315 F. Supp. 307 | W.D. Wash. | 1970

OPINION

SOLOMON, Chief Judge:

Thomas L. Huddleston seeks to recover damages for personal injuries which he sustained in an automobile accident. Defendant moved to dismiss.

On October 9, 1965, Huddleston, his wife, and their five children left Bremerton, Washington for a pleasure drive in the family automobile. Early in the afternoon, Huddleston became sleepy and asked his wife to drive.

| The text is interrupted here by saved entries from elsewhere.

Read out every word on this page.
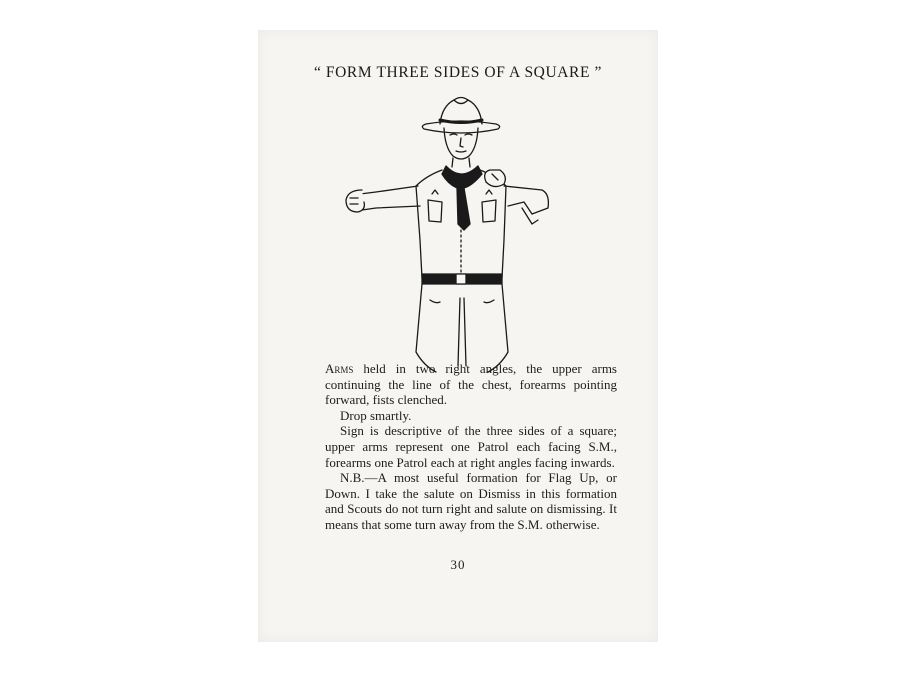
“ FORM THREE SIDES OF A SQUARE ”

Arms held in two right angles, the upper arms continuing the line of the chest, forearms pointing forward, fists clenched.

Drop smartly.

Sign is descriptive of the three sides of a square; upper arms represent one Patrol each facing S.M., forearms one Patrol each at right angles facing inwards.

N.B.—A most useful formation for Flag Up, or Down. I take the salute on Dismiss in this formation and Scouts do not turn right and salute on dismissing. It means that some turn away from the S.M. otherwise.

30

Mrs. Huddleston, with her husband asleep in the car drove along Highway 101 toward Highway 113. She failed to notice the flashing red light at the intersection of the highways and entered the intersection without stopping. The car was struck by defendant’s truck, which was approaching from Highway 113. It is conceded that Mrs. Huddles-ton was negligent, and that her negligence at least partially caused the collision in which her husband was injured.

Huddleston is a pipe designer who worked at various job sites in Washington, California and Oregon. In 1961, Huddleston and his wife purchased a home in Portland, Oregon. Except for nine months, they lived in Oregon from the time they purchased their home until May, 1965, when Huddleston was transferred for a six month assignment to Bremerton, Washington. At the time of the accident, Huddleston and his family had lived in Bremerton for approximately five months. After the accident, they returned to Portland, where they lived for a year and a half before moving to Seattle.

Between 1961 and 1968, Huddleston lived in Oregon except when his employment required him to live elsewhere. At the time he filed this action in May, 1968, he lived, worked, and voted in Oregon. For diversity purposes, domicile is determined at the date an action is filed. Smith v. Sperling, 354 U. S. 91, 77 S.Ct. 1112, 1 L.Ed.2d 1205 (1957). A person is domiciled in the state in which he is physically present and intends to make his present home. Janzen v. Goos, 302 F.2d 421 (8th Cir. 1962). I find that at the time of the accident as well as when he filed this action, Huddleston was a citizen of Oregon.

In a diversity action, this Court must apply Washington’s choice of law rules. Klaxon Co. v. Stentor Electric Mfg. Co., Inc., 313 U.S. 487, 61 S.Ct. 1020, 85 L.Ed. 1477 (1941). Washington, unlike many other states, follows the rule that liability for a tort is governed solely by the law of the state in which the tort is committed. Mountain v. Price, 20 Wash.2d 129, 146 P.2d 327 (1944); Maag v. Voykovich, 46 Wash.2d 302, 280 P.2d 680 (1955); Philp v. Macri, 261 F.2d 945 (9th Cir.1958).

Washington still adheres to the doctrine of imputed negligence, which has been abandoned by many other *309states.1 Since the accident occurred in Washington, this Court is bound by the rule that the negligence of one spouse is imputed to the other if the negligent spouse was acting for the community. Warner v. Keebler, 200 Wash. 608, 94 P.2d 175 (1939); Ostheller v. Spokane & I.E.R. Co., 107 Wash. 678, 182 P. 630 (1919); Raffensperger v. Towne, 59 Wash.2d 731, 370 P.2d 593 (1962). This law applies to prevent the non-negligent spouse from recovering from a third party. Raffensperger, supra.

It is presumed that a wife who drives the family automobile does it for her own benefit and not for the benefit of the community. Kerr v. Cochran, 65 Wash.2d 211, 396 P.2d 642 (1962). This presumption is overcome when the husband is a passenger in the car. Ostheller, supra. Plaintiff was a passenger in the automobile, and his wife’s negligence is imputed to him.

Defendant’s motion to dismiss is granted.

. See, e. g., White v. Yup, 458 P.2d 617 (Nev.1960); and Cal.Civ.Code, § 5112.